November 3, 2021
Customer experience is more than just the consumer’s journey with a product. It’s a reciprocal relationship dependent on a range of factors. Those include whether a company utilizes technology effectively, whether a firm knows how to meet customer’s needs in a hybrid environment and whether a company’s employees are satisfied.
These attributes may be more essential in the post-pandemic marketplace, said Tiffani Bova, global growth and innovation evangelist at Salesforce. Bova spoke on Wednesday at the Channel Partners Convention & Expo in Las Vegas.
“We found that 74% of sales leaders don’t feel capable of actually adapting to the current conditions,” Bova said. “They’re not sure how they’re going to deal with the lumpiness or uncertainty from a customer perspective.”
Nothing is more emblematic of changes brought about by the pandemic than how companies use technology. The pandemic revealed surprising statistics. Even though it showed a proliferation of technologies such as Zoom and Slack used by business, according to Bova, 42% of small businesses were not online before the pandemic. Many didn’t have a domain or e-commerce opportunities.
“Small businesses that are going to win in the future are going to be those that use technology better than their competition,” she said, adding that it’s critical to use technology to bridge a company’s various teams.
Implementing technology for the “better” doesn’t mean reverting 100% to face-to-face meetings, nor does it mean solely embracing digital interactions. Meeting customers where they are requires a hybrid approach as expectations are now across the board. It comes down to creating a personalized experience, which ultimately must be orchestrated in real time. And real time cannot be implemented without the push to automate.

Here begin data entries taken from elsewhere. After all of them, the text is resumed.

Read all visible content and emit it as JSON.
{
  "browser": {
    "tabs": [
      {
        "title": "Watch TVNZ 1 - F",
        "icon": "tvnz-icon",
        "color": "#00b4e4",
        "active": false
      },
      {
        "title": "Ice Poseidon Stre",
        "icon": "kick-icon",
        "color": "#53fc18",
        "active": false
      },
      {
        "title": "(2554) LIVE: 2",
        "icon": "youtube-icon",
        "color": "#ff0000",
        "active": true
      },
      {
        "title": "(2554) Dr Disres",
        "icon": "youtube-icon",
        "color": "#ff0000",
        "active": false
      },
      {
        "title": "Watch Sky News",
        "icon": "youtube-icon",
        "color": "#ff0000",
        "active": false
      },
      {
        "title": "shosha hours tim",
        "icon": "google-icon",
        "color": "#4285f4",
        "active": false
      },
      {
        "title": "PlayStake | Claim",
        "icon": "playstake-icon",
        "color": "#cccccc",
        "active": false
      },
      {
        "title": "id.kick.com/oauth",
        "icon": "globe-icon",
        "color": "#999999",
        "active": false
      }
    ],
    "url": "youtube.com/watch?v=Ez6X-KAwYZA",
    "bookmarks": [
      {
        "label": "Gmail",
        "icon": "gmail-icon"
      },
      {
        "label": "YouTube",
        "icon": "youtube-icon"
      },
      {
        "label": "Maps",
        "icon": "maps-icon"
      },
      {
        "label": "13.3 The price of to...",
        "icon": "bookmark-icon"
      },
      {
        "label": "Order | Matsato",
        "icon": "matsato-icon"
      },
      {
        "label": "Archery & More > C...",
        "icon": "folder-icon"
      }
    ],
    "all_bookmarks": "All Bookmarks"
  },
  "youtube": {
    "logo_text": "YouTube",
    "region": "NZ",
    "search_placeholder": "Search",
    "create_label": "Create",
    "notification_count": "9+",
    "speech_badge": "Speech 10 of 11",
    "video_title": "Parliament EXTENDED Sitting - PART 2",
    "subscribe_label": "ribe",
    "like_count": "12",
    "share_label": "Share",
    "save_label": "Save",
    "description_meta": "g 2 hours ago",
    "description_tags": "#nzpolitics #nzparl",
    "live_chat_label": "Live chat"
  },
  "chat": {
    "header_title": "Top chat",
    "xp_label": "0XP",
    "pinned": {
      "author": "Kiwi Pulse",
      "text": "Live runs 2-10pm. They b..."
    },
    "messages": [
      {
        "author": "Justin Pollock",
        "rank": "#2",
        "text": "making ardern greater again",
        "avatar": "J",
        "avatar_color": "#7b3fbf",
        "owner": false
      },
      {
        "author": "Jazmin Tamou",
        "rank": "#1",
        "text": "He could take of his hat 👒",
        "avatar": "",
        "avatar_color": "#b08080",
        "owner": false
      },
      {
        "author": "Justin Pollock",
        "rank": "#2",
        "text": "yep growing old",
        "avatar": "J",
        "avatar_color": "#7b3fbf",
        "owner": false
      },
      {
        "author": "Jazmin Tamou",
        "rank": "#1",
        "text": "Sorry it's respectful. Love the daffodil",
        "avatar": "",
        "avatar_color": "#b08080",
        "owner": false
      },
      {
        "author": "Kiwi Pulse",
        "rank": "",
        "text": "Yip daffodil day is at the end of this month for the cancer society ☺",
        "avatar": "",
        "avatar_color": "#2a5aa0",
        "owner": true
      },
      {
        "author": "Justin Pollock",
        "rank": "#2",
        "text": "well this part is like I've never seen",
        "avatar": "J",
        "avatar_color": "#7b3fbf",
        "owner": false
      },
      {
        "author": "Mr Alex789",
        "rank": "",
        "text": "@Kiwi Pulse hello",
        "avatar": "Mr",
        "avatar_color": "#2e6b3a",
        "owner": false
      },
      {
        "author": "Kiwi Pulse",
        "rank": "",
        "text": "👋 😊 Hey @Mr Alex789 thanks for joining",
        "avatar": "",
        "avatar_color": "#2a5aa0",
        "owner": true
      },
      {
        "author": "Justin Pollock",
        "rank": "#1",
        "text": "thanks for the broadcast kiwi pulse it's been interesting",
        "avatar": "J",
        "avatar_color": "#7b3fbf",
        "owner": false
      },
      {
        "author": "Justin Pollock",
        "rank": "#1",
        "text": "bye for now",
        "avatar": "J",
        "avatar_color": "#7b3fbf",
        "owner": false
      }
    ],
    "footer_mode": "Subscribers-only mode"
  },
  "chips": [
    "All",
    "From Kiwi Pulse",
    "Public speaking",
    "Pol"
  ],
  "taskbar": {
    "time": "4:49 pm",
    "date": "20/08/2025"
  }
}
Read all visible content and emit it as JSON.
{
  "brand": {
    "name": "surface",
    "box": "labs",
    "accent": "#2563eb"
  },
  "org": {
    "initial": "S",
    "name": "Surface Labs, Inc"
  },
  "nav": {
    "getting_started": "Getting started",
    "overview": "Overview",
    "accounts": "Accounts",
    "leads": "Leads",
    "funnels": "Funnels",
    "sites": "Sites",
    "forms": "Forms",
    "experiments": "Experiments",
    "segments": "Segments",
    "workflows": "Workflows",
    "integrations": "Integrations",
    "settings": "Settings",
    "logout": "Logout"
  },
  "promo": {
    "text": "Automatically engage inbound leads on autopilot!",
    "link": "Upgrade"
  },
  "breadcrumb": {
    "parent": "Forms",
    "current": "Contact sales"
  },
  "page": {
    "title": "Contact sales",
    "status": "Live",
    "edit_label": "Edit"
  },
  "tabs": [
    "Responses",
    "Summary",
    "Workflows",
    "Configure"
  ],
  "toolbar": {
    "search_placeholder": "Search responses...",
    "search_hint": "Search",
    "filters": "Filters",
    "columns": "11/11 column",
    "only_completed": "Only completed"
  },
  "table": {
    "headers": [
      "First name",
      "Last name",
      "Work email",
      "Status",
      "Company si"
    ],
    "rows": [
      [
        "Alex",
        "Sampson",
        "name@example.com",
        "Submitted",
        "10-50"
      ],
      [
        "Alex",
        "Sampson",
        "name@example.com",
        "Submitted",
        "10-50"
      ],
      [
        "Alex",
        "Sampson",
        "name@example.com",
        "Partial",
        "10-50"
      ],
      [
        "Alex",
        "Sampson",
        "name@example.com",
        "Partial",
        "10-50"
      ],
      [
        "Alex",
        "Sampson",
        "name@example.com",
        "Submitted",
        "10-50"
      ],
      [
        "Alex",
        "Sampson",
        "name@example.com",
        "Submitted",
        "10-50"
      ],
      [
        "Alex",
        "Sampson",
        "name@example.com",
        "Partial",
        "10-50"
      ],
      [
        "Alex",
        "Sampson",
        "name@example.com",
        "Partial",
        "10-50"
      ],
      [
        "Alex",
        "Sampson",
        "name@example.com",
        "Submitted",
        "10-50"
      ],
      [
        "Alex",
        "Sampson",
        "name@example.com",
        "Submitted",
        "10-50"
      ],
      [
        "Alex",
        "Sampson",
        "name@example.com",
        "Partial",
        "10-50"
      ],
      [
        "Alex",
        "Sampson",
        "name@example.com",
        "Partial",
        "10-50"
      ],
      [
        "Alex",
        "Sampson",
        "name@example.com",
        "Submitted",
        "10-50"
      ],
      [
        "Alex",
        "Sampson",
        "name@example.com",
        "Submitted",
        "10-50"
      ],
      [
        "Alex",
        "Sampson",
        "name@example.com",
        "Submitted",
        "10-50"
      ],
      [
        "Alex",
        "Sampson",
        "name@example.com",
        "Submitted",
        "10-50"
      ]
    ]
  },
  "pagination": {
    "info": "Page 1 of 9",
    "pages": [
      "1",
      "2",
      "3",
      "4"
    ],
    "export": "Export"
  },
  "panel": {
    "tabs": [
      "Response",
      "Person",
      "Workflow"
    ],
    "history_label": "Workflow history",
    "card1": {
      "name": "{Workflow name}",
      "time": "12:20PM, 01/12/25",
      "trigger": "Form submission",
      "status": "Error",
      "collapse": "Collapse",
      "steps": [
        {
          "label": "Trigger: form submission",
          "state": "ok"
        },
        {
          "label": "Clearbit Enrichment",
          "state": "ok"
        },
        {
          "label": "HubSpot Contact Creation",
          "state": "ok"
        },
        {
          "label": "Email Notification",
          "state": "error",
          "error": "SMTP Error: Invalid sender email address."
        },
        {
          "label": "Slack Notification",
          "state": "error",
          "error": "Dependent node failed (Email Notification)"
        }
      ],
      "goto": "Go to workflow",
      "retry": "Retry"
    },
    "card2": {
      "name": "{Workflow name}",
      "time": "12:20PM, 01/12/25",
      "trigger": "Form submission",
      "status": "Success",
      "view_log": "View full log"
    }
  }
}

“If you can create automation in your business, you will have more control and visibility into your forecasts,” Bova said.
Employers Should Change the Paradigm
Part of adapting to this new post-pandemic environment means employers should review how much time they spend coaching employees. Rather than “tightening the screws” when employees don’t meet quotas, employers should change the paradigm and increase the time they spend mentoring their employees, Bova said. It may be stating the obvious, but employee dissatisfaction directly correlates with poor customer experience outcomes.
Yet, employees complain that instead of meaningful one-on-one time with their supervisors, they are faced with an onslaught of metrics, tracking their productivity as an exercise in micromanaging. In recent years, 63% of employees report they must log more information, Bova said.